A iniciativa se soma a uma série de pressões e polêmicas que o governo vem tendo de enfrentar no que se refere aos direitos humanos. Nesta semana, a ONU criticou a lei de anistia, enquanto a questão da Comissão da Verdade ainda gera polêmica. A Conectas, porém, alertará que a questão da tortura continua sendo uma realidade, ainda que não usada políticamente. Segundo a entidade, a política brasileira de encarceramento massivo é marcada por “quase meio milhão de pessoas detidas, deficiências no acompanhamento dos casos de presos provisórios, superlotação, tortura e maus tratos sistemáticos”.
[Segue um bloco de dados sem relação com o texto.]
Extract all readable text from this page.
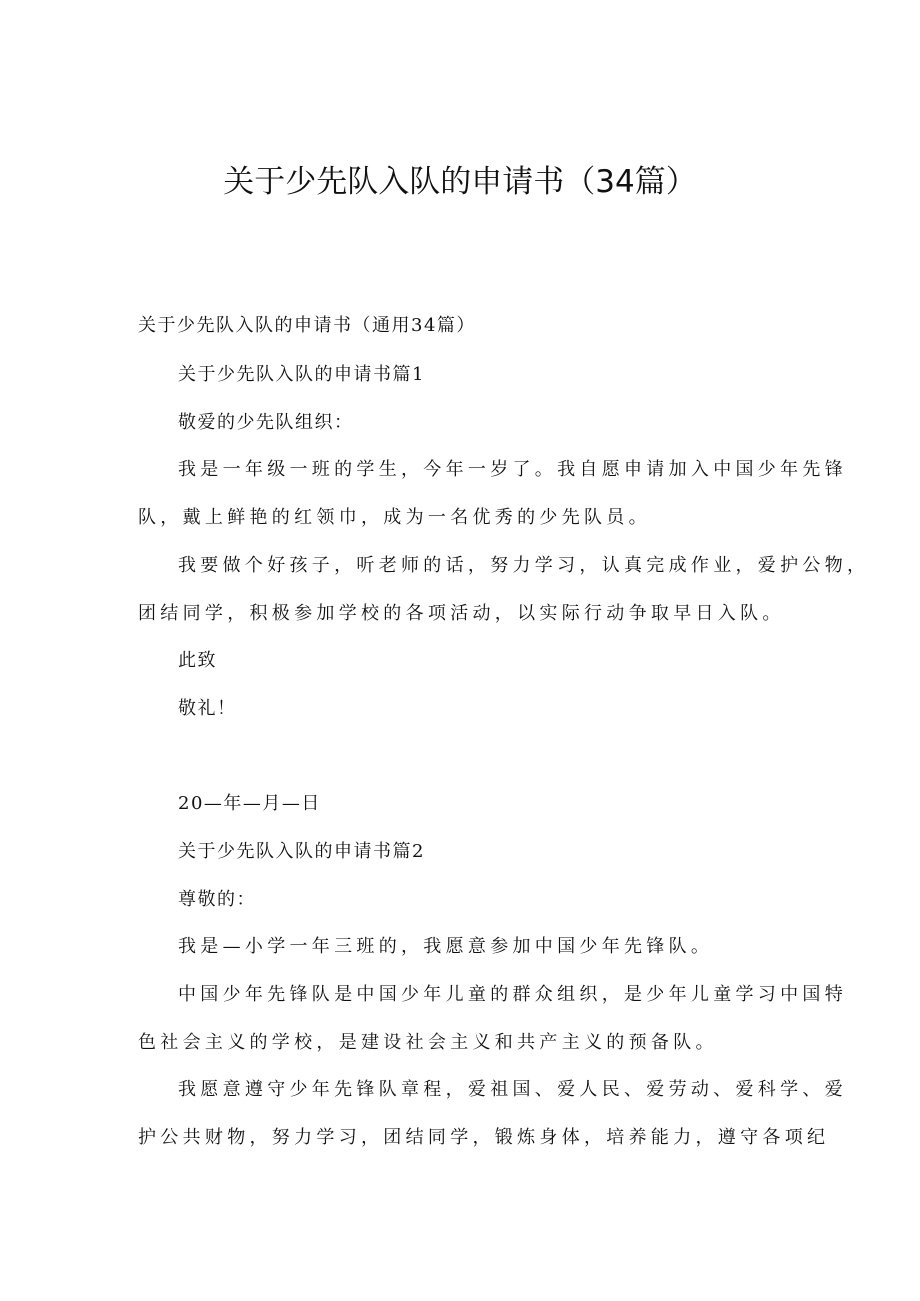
关于少先队入队的申请书（34篇）
关于少先队入队的申请书（通用34篇）
关于少先队入队的申请书篇1
敬爱的少先队组织：
我是一年级一班的学生，今年一岁了。我自愿申请加入中国少年先锋
队，戴上鲜艳的红领巾，成为一名优秀的少先队员。
我要做个好孩子，听老师的话，努力学习，认真完成作业，爱护公物，
团结同学，积极参加学校的各项活动，以实际行动争取早日入队。
此致
敬礼！
20—年—月—日
关于少先队入队的申请书篇2
尊敬的：
我是—小学一年三班的，我愿意参加中国少年先锋队。
中国少年先锋队是中国少年儿童的群众组织，是少年儿童学习中国特
色社会主义的学校，是建设社会主义和共产主义的预备队。
我愿意遵守少年先锋队章程，爱祖国、爱人民、爱劳动、爱科学、爱
护公共财物，努力学习，团结同学，锻炼身体，培养能力，遵守各项纪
A entidade ainda denunciará “a adoção de um modelo de desenvolvimento que viola os direitos de comunidades vulneráveis, como no caso da construção da Usina de Belo Monte“. A ONH apontará como 24 povos indígenas serão afetados e como o Brasil “desrespeitou a solicitação dos mecanismos de direitos humanos da Organização dos Estados Americanos (OEA), que, em abril de 2011, pediu a interrupção do projeto enquanto não fossem realizadas consultas prévias às comunidades afetadas”.

“São más notícias, mas elas são verdadeiras e precisam ser dadas para o mundo, com rigor e espírito construtivo”, disse Lucia Nader, diretora executiva da Conectas. “O Brasil da Copa e das Olimpíadas é o mesmo onde um quinto da população carcerária está presa de forma ilegal, onde há tortura, maus tratos e superlotação nas cadeias, onde a pobreza é criminalizada e os projetos de desenvolvimento atropelam povos indígenas”, disse.